Choose the correct answer of the given question
`int (e^x+1)/(e^x-1) dx = ___ +c`

To solve the integral \(\int \frac{e^x + 1}{e^x - 1} \, dx\), we can follow these steps: ### Step 1: Simplify the integrand We start by rewriting the integrand: \[ \frac{e^x + 1}{e^x - 1} = \frac{(e^x - 1) + 2}{e^x - 1} = 1 + \frac{2}{e^x - 1} \] Thus, we can express the integral as: \[ \int \frac{e^x + 1}{e^x - 1} \, dx = \int \left(1 + \frac{2}{e^x - 1}\right) \, dx \] ### Step 2: Separate the integral Now we can separate the integral into two parts: \[ \int \left(1 + \frac{2}{e^x - 1}\right) \, dx = \int 1 \, dx + 2 \int \frac{1}{e^x - 1} \, dx \] ### Step 3: Integrate the first part The integral of 1 is straightforward: \[ \int 1 \, dx = x \] ### Step 4: Integrate the second part Now we need to focus on the integral \( \int \frac{1}{e^x - 1} \, dx \). We can use substitution for this integral. Let: \[ u = e^x - 1 \quad \Rightarrow \quad du = e^x \, dx \quad \Rightarrow \quad dx = \frac{du}{u + 1} \] Thus, we rewrite the integral: \[ \int \frac{1}{u} \cdot \frac{du}{u + 1} \] This integral can be solved using partial fractions: \[ \frac{1}{u(u + 1)} = \frac{A}{u} + \frac{B}{u + 1} \] Multiplying through by \(u(u + 1)\) and solving for \(A\) and \(B\), we find: \[ 1 = A(u + 1) + Bu \quad \Rightarrow \quad 1 = (A + B)u + A \] Setting coefficients equal gives: 1. \(A + B = 0\) 2. \(A = 1\) Thus, \(A = 1\) and \(B = -1\).
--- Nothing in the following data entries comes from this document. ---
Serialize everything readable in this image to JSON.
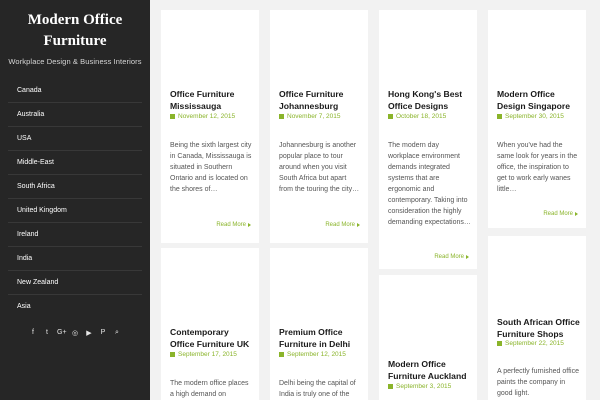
{
  "site": {
    "title_line1": "Modern Office",
    "title_line2": "Furniture",
    "tagline": "Workplace Design & Business Interiors"
  },
  "nav": [
    "Canada",
    "Australia",
    "USA",
    "Middle-East",
    "South Africa",
    "United Kingdom",
    "Ireland",
    "India",
    "New Zealand",
    "Asia"
  ],
  "social": {
    "facebook": "f",
    "twitter": "t",
    "googleplus": "G+",
    "instagram": "◎",
    "youtube": "▶",
    "pinterest": "P",
    "search": "⌕"
  },
  "posts": [
    {
      "title": "Office Furniture Mississauga",
      "date": "November 12, 2015",
      "excerpt": "Being the sixth largest city in Canada, Mississauga is situated in Southern Ontario and is located on the shores of…",
      "more": "Read More"
    },
    {
      "title": "Office Furniture Johannesburg",
      "date": "November 7, 2015",
      "excerpt": "Johannesburg is another popular place to tour around when you visit South Africa but apart from the touring the city…",
      "more": "Read More"
    },
    {
      "title": "Hong Kong's Best Office Designs",
      "date": "October 18, 2015",
      "excerpt": "The modern day workplace environment demands integrated systems that are ergonomic and contemporary. Taking into consideration the highly demanding expectations…",
      "more": "Read More"
    },
    {
      "title": "Modern Office Design Singapore",
      "date": "September 30, 2015",
      "excerpt": "When you've had the same look for years in the office, the inspiration to get to work early wanes little…",
      "more": "Read More"
    },
    {
      "title": "Contemporary Office Furniture UK",
      "date": "September 17, 2015",
      "excerpt": "The modern office places a high demand on"
    },
    {
      "title": "Premium Office Furniture in Delhi",
      "date": "September 12, 2015",
      "excerpt": "Delhi being the capital of India is truly one of the"
    },
    {
      "title": "Modern Office Furniture Auckland",
      "date": "September 3, 2015",
      "excerpt": ""
    },
    {
      "title": "South African Office Furniture Shops",
      "date": "September 22, 2015",
      "excerpt": "A perfectly furnished office paints the company in good light."
    }
  ]
}
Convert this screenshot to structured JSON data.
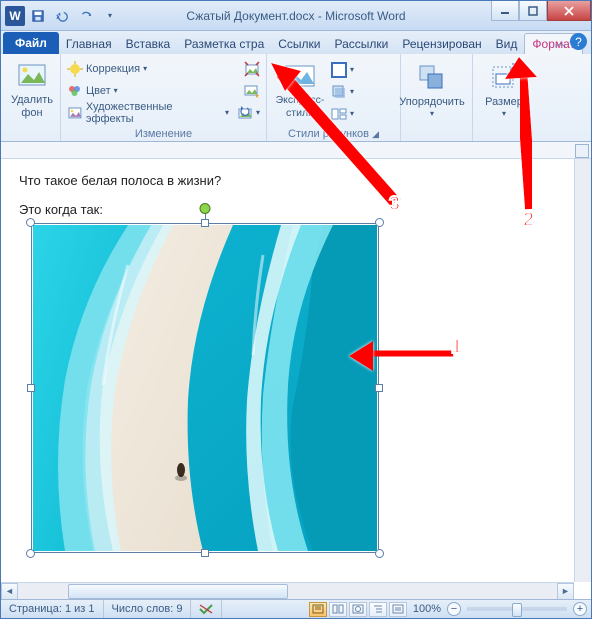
{
  "titlebar": {
    "app_icon_text": "W",
    "title": "Сжатый Документ.docx - Microsoft Word"
  },
  "tabs": {
    "file": "Файл",
    "items": [
      "Главная",
      "Вставка",
      "Разметка стра",
      "Ссылки",
      "Рассылки",
      "Рецензирован",
      "Вид"
    ],
    "contextual": "Формат"
  },
  "ribbon": {
    "remove_bg": "Удалить\nфон",
    "correction": "Коррекция",
    "color": "Цвет",
    "artistic": "Художественные эффекты",
    "group_adjust": "Изменение",
    "express_styles": "Экспресс-стили",
    "group_styles": "Стили рисунков",
    "arrange": "Упорядочить",
    "size": "Размер"
  },
  "document": {
    "line1": "Что такое белая полоса в жизни?",
    "line2": "Это когда так:"
  },
  "status": {
    "page": "Страница: 1 из 1",
    "words": "Число слов: 9",
    "zoom": "100%"
  },
  "annotations": {
    "a1": "1",
    "a2": "2",
    "a3": "3"
  }
}
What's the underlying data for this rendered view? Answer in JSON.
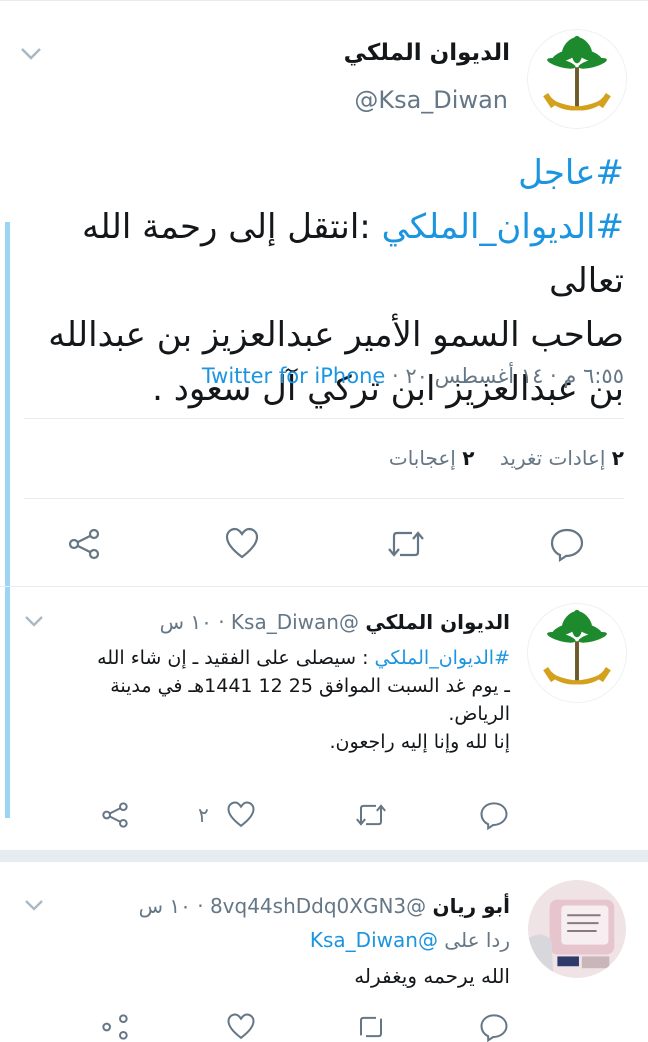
{
  "main_tweet": {
    "display_name": "الديوان الملكي",
    "handle": "@Ksa_Diwan",
    "hashtag_urgent": "#عاجل",
    "hashtag_diwan": "#الديوان_الملكي",
    "line1_rest": " :انتقل إلى رحمة الله تعالى",
    "line2": "صاحب السمو الأمير عبدالعزيز بن عبدالله",
    "line3": "بن عبدالعزيز ابن تركي آل سعود .",
    "timestamp": "٦:٥٥ م · ١٤ أغسطس ٢٠ · ",
    "client": "Twitter for iPhone",
    "retweets_count": "٢",
    "retweets_label": "إعادات تغريد",
    "likes_count": "٢",
    "likes_label": "إعجابات"
  },
  "reply1": {
    "display_name": "الديوان الملكي",
    "handle": "@Ksa_Diwan",
    "time": " · ١٠ س",
    "hashtag": "#الديوان_الملكي",
    "line1_rest": " : سيصلى على الفقيد ـ إن شاء الله",
    "line2": "ـ يوم غد السبت الموافق 25 12 1441هـ في مدينة",
    "line3": "الرياض.",
    "line4": "إنا لله وإنا إليه راجعون.",
    "like_count": "٢"
  },
  "reply2": {
    "display_name": "أبو ريان",
    "handle": "@8vq44shDdq0XGN3",
    "time": " · ١٠ س",
    "replying_to_label": "ردا على",
    "replying_to_handle": "@Ksa_Diwan",
    "text": "الله يرحمه ويغفرله"
  },
  "colors": {
    "accent": "#1b95e0",
    "thread_line": "#9dd4f4",
    "muted": "#657786",
    "palm_green": "#1e8a2e",
    "sword_gold": "#d4a11c"
  },
  "icons": [
    "chevron-down-icon",
    "share-icon",
    "heart-icon",
    "retweet-icon",
    "reply-icon",
    "palm-swords-logo"
  ]
}
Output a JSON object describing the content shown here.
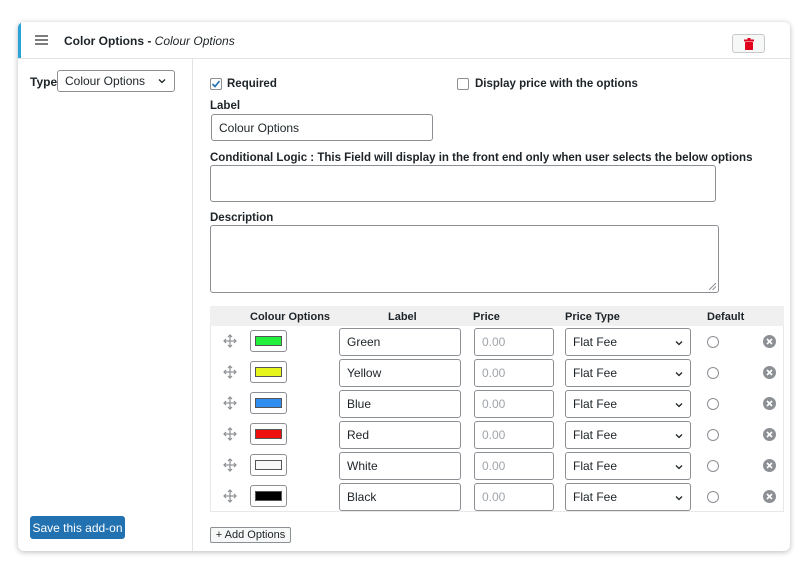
{
  "header": {
    "title": "Color Options",
    "separator": " - ",
    "subtitle": "Colour Options"
  },
  "sidebar": {
    "type_label": "Type",
    "type_value": "Colour Options",
    "save_label": "Save this add-on"
  },
  "form": {
    "required_label": "Required",
    "required_checked": true,
    "display_price_label": "Display price with the options",
    "display_price_checked": false,
    "label_heading": "Label",
    "label_value": "Colour Options",
    "conditional_label": "Conditional Logic : This Field will display in the front end only when user selects the below options",
    "conditional_value": "",
    "description_label": "Description",
    "description_value": ""
  },
  "table": {
    "headers": {
      "colour": "Colour Options",
      "label": "Label",
      "price": "Price",
      "price_type": "Price Type",
      "default": "Default"
    },
    "rows": [
      {
        "color": "#22f03a",
        "label": "Green",
        "price_placeholder": "0.00",
        "price_type": "Flat Fee",
        "default": false
      },
      {
        "color": "#e6f51c",
        "label": "Yellow",
        "price_placeholder": "0.00",
        "price_type": "Flat Fee",
        "default": false
      },
      {
        "color": "#2f8ef0",
        "label": "Blue",
        "price_placeholder": "0.00",
        "price_type": "Flat Fee",
        "default": false
      },
      {
        "color": "#ee0f0f",
        "label": "Red",
        "price_placeholder": "0.00",
        "price_type": "Flat Fee",
        "default": false
      },
      {
        "color": "#f7f7f7",
        "label": "White",
        "price_placeholder": "0.00",
        "price_type": "Flat Fee",
        "default": false
      },
      {
        "color": "#000000",
        "label": "Black",
        "price_placeholder": "0.00",
        "price_type": "Flat Fee",
        "default": false
      }
    ]
  },
  "add_options_label": "+ Add Options",
  "colors": {
    "accent": "#2aa3d9",
    "primary_button": "#2271b1",
    "delete": "#e0001b"
  },
  "icons": {
    "drag": "hamburger-icon",
    "delete": "trash-icon",
    "move": "move-arrows-icon",
    "remove": "close-circle-icon",
    "dropdown": "chevron-down-icon"
  }
}
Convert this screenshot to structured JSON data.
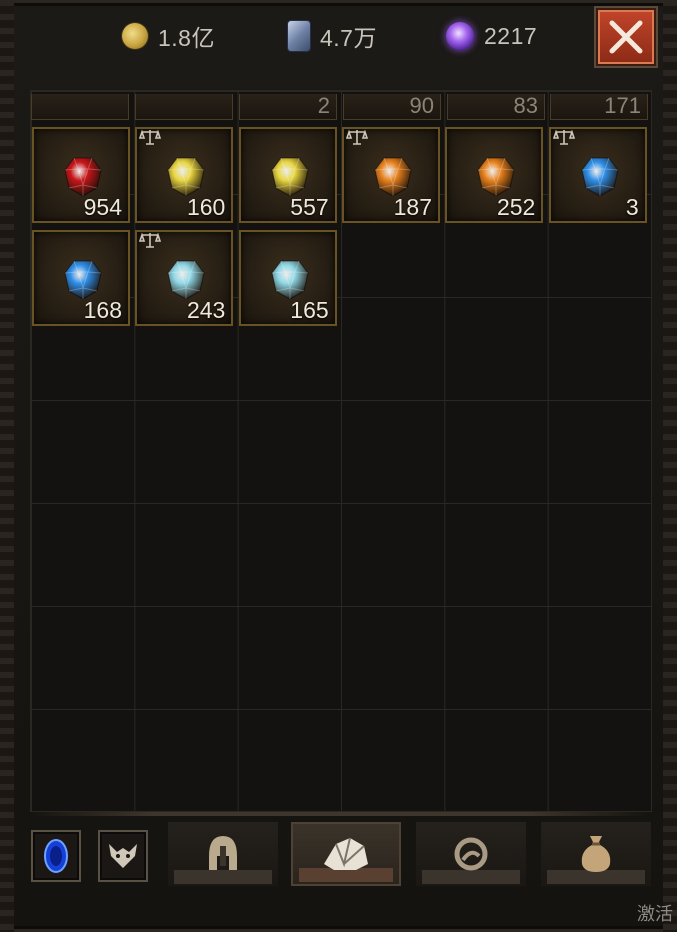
{
  "currencies": [
    {
      "icon": "gold-coin-icon",
      "value": "1.8亿"
    },
    {
      "icon": "obol-card-icon",
      "value": "4.7万"
    },
    {
      "icon": "purple-orb-icon",
      "value": "2217"
    }
  ],
  "top_row_counts": [
    "",
    "",
    "2",
    "90",
    "83",
    "171"
  ],
  "gems": [
    {
      "icon": "red-gem-icon",
      "color": "#c8161a",
      "count": "954",
      "tradeable": false
    },
    {
      "icon": "yellow-gem-icon",
      "color": "#e8d640",
      "count": "160",
      "tradeable": true
    },
    {
      "icon": "yellow-gem-icon",
      "color": "#e8d640",
      "count": "557",
      "tradeable": false
    },
    {
      "icon": "orange-gem-icon",
      "color": "#e8821e",
      "count": "187",
      "tradeable": true
    },
    {
      "icon": "orange-gem-icon",
      "color": "#e8821e",
      "count": "252",
      "tradeable": false
    },
    {
      "icon": "blue-gem-icon",
      "color": "#2f8fe8",
      "count": "3",
      "tradeable": true
    },
    {
      "icon": "blue-gem-icon",
      "color": "#2f8fe8",
      "count": "168",
      "tradeable": false
    },
    {
      "icon": "cyan-gem-icon",
      "color": "#8fd8e6",
      "count": "243",
      "tradeable": true
    },
    {
      "icon": "cyan-gem-icon",
      "color": "#8fd8e6",
      "count": "165",
      "tradeable": false
    }
  ],
  "bottom": {
    "small_buttons": [
      "blue-portal-icon",
      "demon-emblem-icon"
    ],
    "tabs": [
      "helmet-icon",
      "gem-pouch-icon",
      "skull-rune-icon",
      "sack-icon"
    ],
    "active_tab": 1
  },
  "watermark": "激活"
}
Therefore: \[ \int \frac{1}{u(u + 1)} \, du = \int \left(\frac{1}{u} - \frac{1}{u + 1}\right) \, du = \log |u| - \log |u + 1| + C \] Substituting back \(u = e^x - 1\): \[ \int \frac{1}{e^x - 1} \, dx = \log |e^x - 1| - \log |e^x| + C = \log \left|\frac{e^x - 1}{e^x}\right| + C \] ### Step 5: Combine the results Now, we combine the results of both integrals: \[ \int \frac{e^x + 1}{e^x - 1} \, dx = x + 2\left(\log \left|\frac{e^x - 1}{e^x}\right| + C\right) \] This simplifies to: \[ x + 2\log |e^x - 1| - 2\log |e^x| + C \] Thus, the final result can be expressed as: \[ x + 2\log |e^x - 1| - 2x + C = -x + 2\log |e^x - 1| + C \] ### Final Answer: \[ \int \frac{e^x + 1}{e^x - 1} \, dx = -x + 2\log |e^x - 1| + C \]